Berdasarkan data terakhir Badan Nasional Penanggulangan Bencana (BNPB), korban tewas imbas bencana ini mencapai 19 orang, dan 7 lainnya masih dalam pencarian. Mawardi melanjutkan Pemkab Pessel saat ini sedang berjuang untuk menyalurkan bantuan berupa makanan kebutuhan pokok kepada korban banjir bandang. Apalagi, sebagian infrastruktur jalan yang rusak itu merupakan jalan lintas sumatera penghubung Sumbar dengan Provinsi Bengkulu yang menjadi salah satu urat nadi perekonomian. (CNN Indonesia, 10/03/2024) 

Masalah bencana banjir ini bukanlah perkara baru. Nyaris setiap musim penghujan bencana banjir pasti jadi langganan. Risiko ekonomi dan sosial yang ditimbulkan pun sudah tidak terhitung lagi. Sementara masyarakat dipaksa menerima keadaan, dengan dalih semua terjadi lantaran faktor alam.

Padahal, penyebab banjir tidak semata faktor alam. Ada banyak hal yang harus dievaluasi dari perilaku manusia, utamanya terkait budaya dan kebijakan struktural dalam pembangunan. Begitupun dengan dampak yang ditimbulkan. Seringkali negara gagap melakukan mitigasi bencana sehingga berbagai dampak tidak terantisipasi sebaik-baiknya.

Para penguasa sejauh ini malah sibuk berpolemik saat bencana sudah terjadi. Alih-alih mencari solusi, masing-masing sibuk mencari kambing hitam, bahkan menjadikannya sebagai bahan untuk saling serang. Wajar jika PR soal banjir tidak pernah kelar. Bahkan eksesnya makin besar dan sulit diselesaikan.

Sebetulnya, mudah untuk memahami bahwa bencana banjir, bahkan bencana lainnya bersifat sistemis dan harus diberi solusi sistemis. Faktor cuaca ekstrem misalnya, ternyata terkait dengan isu perubahan iklim yang dipicu perilaku manusia yang kian niradab terhadap alam, termasuk akibat kebijakan pembangunan kapitalistik yang eksploitatif dan tidak memperhatikan aspek daya dukung lingkungan.

Curah hujan yang tinggi tidak akan jadi masalah jika hutan-hutan tidak ditebangi, tanah resapan tidak dibetoni, daerah aliran sungai tidak mengalami abrasi, dan sistem drainase dibuat terintegrasi. Bukankah Allah SWT telah menciptakan sistem hidup yang penuh keseimbangan dan harmoni? Kehadiran hujan pun sejatinya mendatangkan rahmat, bukan menjadi laknat.

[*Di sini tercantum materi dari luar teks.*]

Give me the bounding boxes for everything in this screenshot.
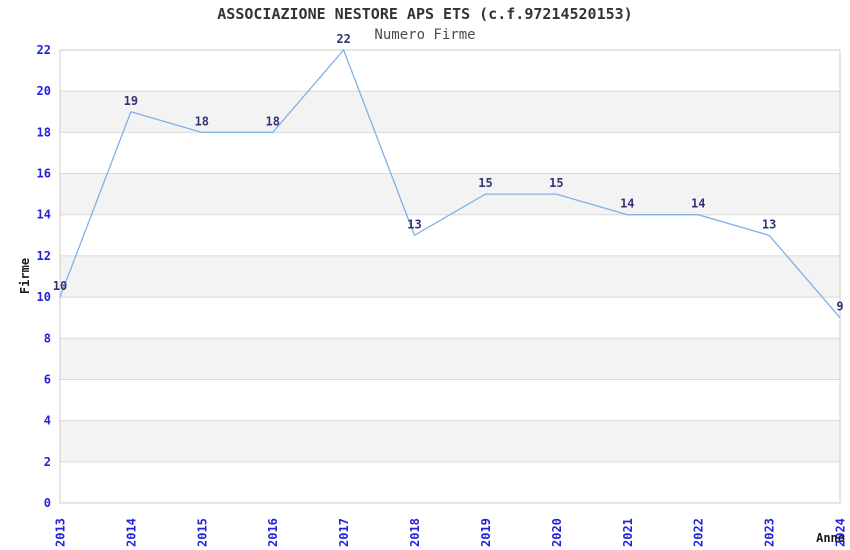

Meluasnya bencana banjir justru menunjukkan gurita kapitalisme makin mencengkeram. Eksploitasi lahan tambang, alih fungsi lahan, dan deforestasi faktanya memang kian tidak terkendali. Permukaan tanah pun makin turun akibat konsumsi air tanah untuk penunjang fasilitas hunian-hunian elit dan industrialisasi. Begitu pun dengan sungai. Volumenya makin menyempit akibat melimpahnya produksi sampah dan sedimentasi dampak hunian di bantaran kali.

Sejatinya, dunia ini butuh sistem Islam karena paradigma sistem Islam bertentangan secara diametral dengan sistem kapitalisme yang diterapkan sekarang. Dalam sistem kapitalisme, kebijakan penguasa yang merepresentasi kepentingan para pemilik modal justru jadi sumber kerusakan, sementara sistem Islam lahir dari keimanan dan ketundukan pada Zat Pencipta dan Pemelihara seluruh Alam.

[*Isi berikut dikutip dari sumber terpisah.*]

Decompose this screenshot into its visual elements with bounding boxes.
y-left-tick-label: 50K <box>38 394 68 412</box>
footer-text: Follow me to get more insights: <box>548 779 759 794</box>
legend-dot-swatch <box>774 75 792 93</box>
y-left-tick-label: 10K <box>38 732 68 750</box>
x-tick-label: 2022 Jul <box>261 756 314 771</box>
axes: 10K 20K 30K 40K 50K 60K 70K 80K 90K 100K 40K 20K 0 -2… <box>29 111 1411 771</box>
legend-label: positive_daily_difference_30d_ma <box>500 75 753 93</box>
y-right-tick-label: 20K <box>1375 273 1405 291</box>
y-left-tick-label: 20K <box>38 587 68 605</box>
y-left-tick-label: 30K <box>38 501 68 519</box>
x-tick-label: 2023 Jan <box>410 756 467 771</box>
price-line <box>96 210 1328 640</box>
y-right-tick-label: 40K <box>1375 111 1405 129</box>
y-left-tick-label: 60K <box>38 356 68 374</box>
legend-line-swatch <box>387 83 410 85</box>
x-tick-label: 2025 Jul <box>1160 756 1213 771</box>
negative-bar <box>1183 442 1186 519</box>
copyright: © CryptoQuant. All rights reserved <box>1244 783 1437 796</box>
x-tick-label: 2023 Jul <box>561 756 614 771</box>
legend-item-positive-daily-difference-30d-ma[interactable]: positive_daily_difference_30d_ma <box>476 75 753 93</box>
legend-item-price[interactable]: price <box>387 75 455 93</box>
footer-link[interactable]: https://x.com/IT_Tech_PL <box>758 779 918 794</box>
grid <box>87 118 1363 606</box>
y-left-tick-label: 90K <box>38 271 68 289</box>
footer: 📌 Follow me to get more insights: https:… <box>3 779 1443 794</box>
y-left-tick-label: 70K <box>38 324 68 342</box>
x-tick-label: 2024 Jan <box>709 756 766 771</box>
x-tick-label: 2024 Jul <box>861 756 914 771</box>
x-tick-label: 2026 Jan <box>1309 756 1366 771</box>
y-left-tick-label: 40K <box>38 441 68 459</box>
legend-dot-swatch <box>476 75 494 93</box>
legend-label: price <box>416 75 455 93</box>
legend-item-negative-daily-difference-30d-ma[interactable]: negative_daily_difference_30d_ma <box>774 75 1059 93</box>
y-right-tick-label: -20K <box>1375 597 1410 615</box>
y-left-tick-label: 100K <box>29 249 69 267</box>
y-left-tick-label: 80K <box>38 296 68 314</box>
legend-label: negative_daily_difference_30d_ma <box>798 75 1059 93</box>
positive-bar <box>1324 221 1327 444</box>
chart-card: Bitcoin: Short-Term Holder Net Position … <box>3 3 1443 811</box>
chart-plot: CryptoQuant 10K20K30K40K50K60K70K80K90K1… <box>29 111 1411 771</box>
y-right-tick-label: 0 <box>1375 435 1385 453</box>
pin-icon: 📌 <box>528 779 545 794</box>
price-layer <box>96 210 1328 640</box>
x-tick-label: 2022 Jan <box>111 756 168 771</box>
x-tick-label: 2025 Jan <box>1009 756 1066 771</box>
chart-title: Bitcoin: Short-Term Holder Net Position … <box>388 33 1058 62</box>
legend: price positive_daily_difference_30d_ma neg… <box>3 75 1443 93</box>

Ajaran Islam benar-benar mengajarkan harmoni dan keseimbangan. Adab terhadap alam bahkan dinilai sebagai bagian dari iman. Fungsi kekhalifahan adalah refleksi dari fungsi penghambaan, maka siapa pun yang melakukan kerusakan terhadap keseimbangan alam dianggap sebagai pelaku kejahatan dan dinilai sebagai bentuk kemaksiatan.

Penguasa dalam Islam betul-betul berperan sebagai pengurus dan penjaga umat. Semuanya bisa berjalan saat syariat Islam diterapkan secara keseluruhan. Syariat inilah yang mengatur halal haram, alias yang boleh dan terlarang hingga kerahmatan bisa dirasakan oleh seluruh alam.

Islam misalnya, menetapkan sumber daya alam termasuk hutan, sungai, dan tambang sebagai milik rakyat. Islam mengatur soal penggunaan tanah dan pentingnya memperhatikan tata ruang. Lalu memberikan kewenangan pengelolaannya kepada negara sebagai pemelihara urusan rakyat, seraya dengan tegas melarang eksplorasi dan eksploitasi secara serampangan sebagaimana biasa dilakukan dalam sistem sekarang.

Itulah kenapa saat sistem Islam ditegakkan, tidak pernah terjadi bencana yang penyebabnya di luar faktor alam. Oleh karena itu, seluruh bencana yang terjadi pada masa itu statusnya benar-benar sebagai musibah dan ujian, bukan dampak dari kerakusan dan niradab manusia terhadap lingkungan.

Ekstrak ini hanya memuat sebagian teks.